Gemeinsames Gedenken: Frankreichs Präsident François Hollande (Mitte links) und Bundespräsident Joachim Gauck (Mitte rechts) am Sonntag auf dem Hartmannsweilerkopf. Foto: dpa

Joachim Gauck und François Hollande mahnen zum 100. Jahrestag des Beginns des Ersten Weltkriegs, die einzig richtige Lehre aus der Geschichte sei ein gemeinsames Europa.

Hartmannsweilerkopf - Sie nannten ihn den „Berg des Todes“ oder den „Menschenfresser-Berg“. Die Kämpfe begannen am 31. Dezember 1914. In den folgenden zwölf Monaten wurde erbittert und brutal um jeden Meter gerungen. Danach begann ein nicht minder grausamer Stellungskrieg. Am Hartmannsweilerkopf kamen bis 1918 etwa 30 000 deutsche und französische Soldaten ums Leben.

Als François Hollande und Joachim Gauck Hand in Hand auf die Tribüne des Denkmals am Hartmannsweilerkopf steigen, zücken die Jugendlichen im Publikum ihre Handys. Sie filmen und fotografieren die Präsidenten, wie sie aufrecht auf der Anhöhe nahe der elsässischen Ortschaft Wattweiler stehen. Das Feld hinter ihnen ist mit Grabmälern der deutschen und französischen Soldaten übersät, die hier im Ersten Weltkrieg gefallen sind. „Als die beiden Landeshymnen erklangen, waren alle bewegt“, sagt der 18-jährige Patrick Pulsfort aus Renzburg, der nach der Zeremonie sogar ein paar Worte mit dem leutseligen Hollande wechseln konnte.

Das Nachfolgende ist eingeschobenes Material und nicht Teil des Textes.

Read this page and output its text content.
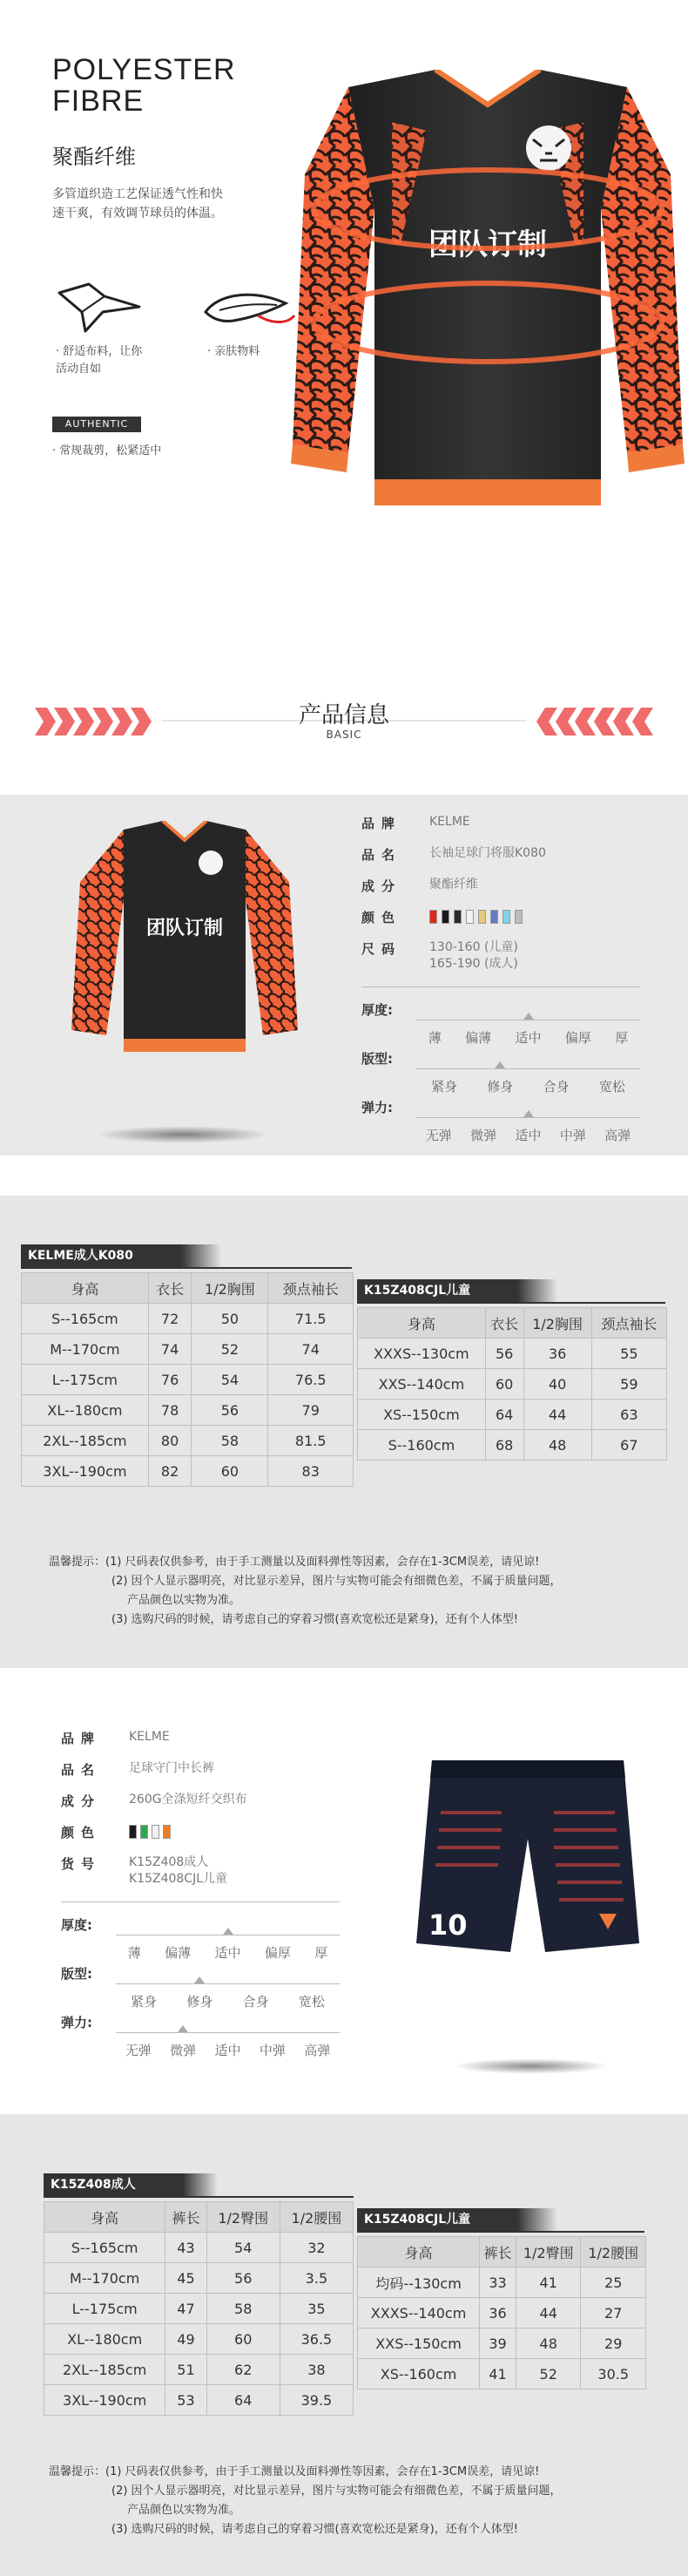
POLYESTER
FIBRE
聚酯纤维
多管道织造工艺保证透气性和快速干爽，有效调节球员的体温。
· 舒适布料，让你
活动自如
· 亲肤物料
AUTHENTIC
· 常规裁剪，松紧适中
团队订制
产品信息
BASIC
团队订制
品牌	KELME
品名	长袖足球门将服K080
成分	聚酯纤维
颜色
尺码	130-160 (儿童)
165-190 (成人)
厚度:
薄 偏薄 适中 偏厚 厚
版型:
紧身 修身 合身 宽松
弹力:
无弹 微弹 适中 中弹 高弹
KELME成人K080
身高	衣长	1/2胸围	颈点袖长
S--165cm	72	50	71.5
M--170cm	74	52	74
L--175cm	76	54	76.5
XL--180cm	78	56	79
2XL--185cm	80	58	81.5
3XL--190cm	82	60	83
K15Z408CJL儿童
身高	衣长	1/2胸围	颈点袖长
XXXS--130cm	56	36	55
XXS--140cm	60	40	59
XS--150cm	64	44	63
S--160cm	68	48	67
温馨提示：(1) 尺码表仅供参考，由于手工测量以及面料弹性等因素，会存在1-3CM误差，请见谅!
(2) 因个人显示器明亮，对比显示差异，图片与实物可能会有细微色差，不属于质量问题，
产品颜色以实物为准。
(3) 选购尺码的时候，请考虑自己的穿着习惯(喜欢宽松还是紧身)，还有个人体型!
品牌	KELME
品名	足球守门中长裤
成分	260G全涤短纤交织布
颜色
货号	K15Z408成人
K15Z408CJL儿童
厚度:
薄 偏薄 适中 偏厚 厚
版型:
紧身 修身 合身 宽松
弹力:
无弹 微弹 适中 中弹 高弹
10
K15Z408成人
身高	裤长	1/2臀围	1/2腰围
S--165cm	43	54	32
M--170cm	45	56	3.5
L--175cm	47	58	35
XL--180cm	49	60	36.5
2XL--185cm	51	62	38
3XL--190cm	53	64	39.5
K15Z408CJL儿童
身高	裤长	1/2臀围	1/2腰围
均码--130cm	33	41	25
XXXS--140cm	36	44	27
XXS--150cm	39	48	29
XS--160cm	41	52	30.5
温馨提示：(1) 尺码表仅供参考，由于手工测量以及面料弹性等因素，会存在1-3CM误差，请见谅!
(2) 因个人显示器明亮，对比显示差异，图片与实物可能会有细微色差，不属于质量问题，
产品颜色以实物为准。
(3) 选购尺码的时候，请考虑自己的穿着习惯(喜欢宽松还是紧身)，还有个人体型!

Der gestrige Sonntag trug ein markantes Datum: Am 3. August 1914 hat das Deutsche Reich Frankreich den Krieg erklärt. Genau ein Jahrhundert später wurden auf dem einst erbittert umkämpften Schlachtfeld die deutsche, die französische und die europäische Flagge gehisst. Gemeinsam legten die beiden Präsidenten den Grundstein für das erste deutsch-französische Museum zum Ersten Weltkrieg, das 2017 eröffnet werden soll. Schon seit 1921 gibt es hier eine französische Gedenkstätte. Von nun an aber soll gemeinsam erinnert werden.

„Wir erinnern uns heute an Schrecken und Sterben, es ist ein ernster Tag“, sagte Gauck. „Aber wenn ich auf dieses Feld blicke, freue ich mich, denn ich sehe keine verfeindeten Menschen.“ Dort saßen unter anderem Veteranen des Zweiten Weltkrieges, Politiker aus beiden Ländern, Mitglieder der deutsch-französischen Brigade sowie 100 junge Deutsche und Franzosen. Auf Einladung des Deutsch-Französischen Jugendwerks (DFJW) hatten sie sich mehrere Tage im Elsass kreativ mit dem Ersten Weltkrieg auseinandergesetzt – sie haben fotografiert, Graffitis gesprüht und Theater gespielt. Sie haben mit Historikern diskutiert und die ehemaligen Schlachtstätten mit den teils sehr gut erhaltenen Schützengräben und Bunkern besucht.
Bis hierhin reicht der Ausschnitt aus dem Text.